In support of national defense, this law authorizes certain federal agencies to, among other things, provide extraordinary contractual relief and to hold harmless and indemnify contractors for losses, claims, and damages arising from unusually hazardous risks under government contracts. 

Protections under this law are available only by certain agencies that authorize its use related to a specific “unusually hazardous risk”. For example, it could become a protection for those contractors working specifically to stem the COVID-19 pandemic but not for those contractors performing normal business on their standard contracts.

Only certain agencies are authorized to grant relief, and they usually do so sparingly.  If the agency has authority but does not include the relevant provision in a solicitation or contract involving an unusually hazardous risk, then the contractor can seek inclusion of the clause through outreach to the agency.  We have had luck with a “white paper” approach.

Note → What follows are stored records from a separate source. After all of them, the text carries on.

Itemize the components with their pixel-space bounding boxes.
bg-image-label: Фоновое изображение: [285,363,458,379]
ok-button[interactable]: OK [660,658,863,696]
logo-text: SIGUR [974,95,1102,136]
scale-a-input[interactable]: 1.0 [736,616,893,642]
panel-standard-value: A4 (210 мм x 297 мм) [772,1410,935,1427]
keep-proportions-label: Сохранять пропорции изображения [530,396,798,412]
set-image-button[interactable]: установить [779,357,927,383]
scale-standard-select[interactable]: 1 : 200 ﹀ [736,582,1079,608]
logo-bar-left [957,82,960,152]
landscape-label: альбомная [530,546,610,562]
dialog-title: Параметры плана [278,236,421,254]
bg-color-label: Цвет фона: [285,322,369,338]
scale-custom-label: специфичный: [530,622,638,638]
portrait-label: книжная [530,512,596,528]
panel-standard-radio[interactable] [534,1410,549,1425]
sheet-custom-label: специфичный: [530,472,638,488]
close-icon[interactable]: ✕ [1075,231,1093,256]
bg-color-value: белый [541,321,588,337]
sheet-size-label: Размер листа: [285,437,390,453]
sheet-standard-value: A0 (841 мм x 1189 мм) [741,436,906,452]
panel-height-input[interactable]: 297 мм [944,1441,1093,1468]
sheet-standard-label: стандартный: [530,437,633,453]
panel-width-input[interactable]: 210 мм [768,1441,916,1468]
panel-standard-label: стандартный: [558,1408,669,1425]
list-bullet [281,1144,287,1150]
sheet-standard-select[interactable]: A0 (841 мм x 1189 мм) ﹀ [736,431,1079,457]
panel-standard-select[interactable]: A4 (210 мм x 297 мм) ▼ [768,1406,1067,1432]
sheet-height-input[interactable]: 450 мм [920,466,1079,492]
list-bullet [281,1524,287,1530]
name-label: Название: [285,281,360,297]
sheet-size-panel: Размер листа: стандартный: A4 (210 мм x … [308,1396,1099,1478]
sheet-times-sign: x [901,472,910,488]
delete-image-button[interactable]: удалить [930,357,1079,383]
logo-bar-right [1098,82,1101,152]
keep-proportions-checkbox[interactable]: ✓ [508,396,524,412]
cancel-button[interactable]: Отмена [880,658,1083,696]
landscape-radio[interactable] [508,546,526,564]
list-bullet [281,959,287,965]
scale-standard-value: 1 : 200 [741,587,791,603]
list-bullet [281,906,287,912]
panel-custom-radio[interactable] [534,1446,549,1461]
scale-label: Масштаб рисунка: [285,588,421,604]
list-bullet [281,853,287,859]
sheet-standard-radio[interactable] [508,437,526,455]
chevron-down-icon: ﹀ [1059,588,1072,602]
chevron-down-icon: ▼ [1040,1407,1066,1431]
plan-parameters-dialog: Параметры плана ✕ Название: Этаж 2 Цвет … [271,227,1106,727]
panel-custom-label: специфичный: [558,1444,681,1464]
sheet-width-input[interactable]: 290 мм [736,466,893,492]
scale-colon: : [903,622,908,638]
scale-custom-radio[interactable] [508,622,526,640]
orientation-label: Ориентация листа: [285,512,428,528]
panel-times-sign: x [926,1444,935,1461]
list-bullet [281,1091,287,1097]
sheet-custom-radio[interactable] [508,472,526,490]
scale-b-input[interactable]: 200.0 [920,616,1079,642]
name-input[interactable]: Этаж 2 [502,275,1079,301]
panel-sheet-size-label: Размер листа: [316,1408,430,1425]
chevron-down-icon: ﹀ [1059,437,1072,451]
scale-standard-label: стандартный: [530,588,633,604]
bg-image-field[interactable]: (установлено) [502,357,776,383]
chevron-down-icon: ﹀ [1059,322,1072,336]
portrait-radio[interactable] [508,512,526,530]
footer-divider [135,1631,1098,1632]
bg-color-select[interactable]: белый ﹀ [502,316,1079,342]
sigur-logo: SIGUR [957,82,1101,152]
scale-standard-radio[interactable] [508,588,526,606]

Impacts from Employee Layoffs

The Federal WARN Act requires employers to provide 60 days’ notice to employees (and the relevant state agency) when an anticipated layoff of 50 or more employees at a single worksite is expected to be permanent and/or last more than six months.  However, in situations like COVID-19, there is an exception to the notice requirement.  Specifically, 60 days’ notice is not required when the layoff is a result of “unforeseeable business circumstances” and/or a “natural disaster.”  In such a case, if the layoff event normally would trigger WARN, because 60 days’ notice is not feasible, an employer should issue WARN notices as soon as it is reasonably foreseeable that a triggering event, i.e. a layoff of more than 50 employees at one site, will occur. Moreover, in addition to Federal WARN, individual states also have “mini-WARN” acts that have their own unique requirements and exceptions – some of which have been waived due to the COVID-19 pandemic.

Cybersecurity Risks from Remote Working

Federal contracts bring with them a number of cybersecurity rules. For example, a contract may incorporate data security provisions requiring that sensitive information be maintained on secure systems with specific protections.  Have counsel review your contracts to understand what cybersecurity obligations apply.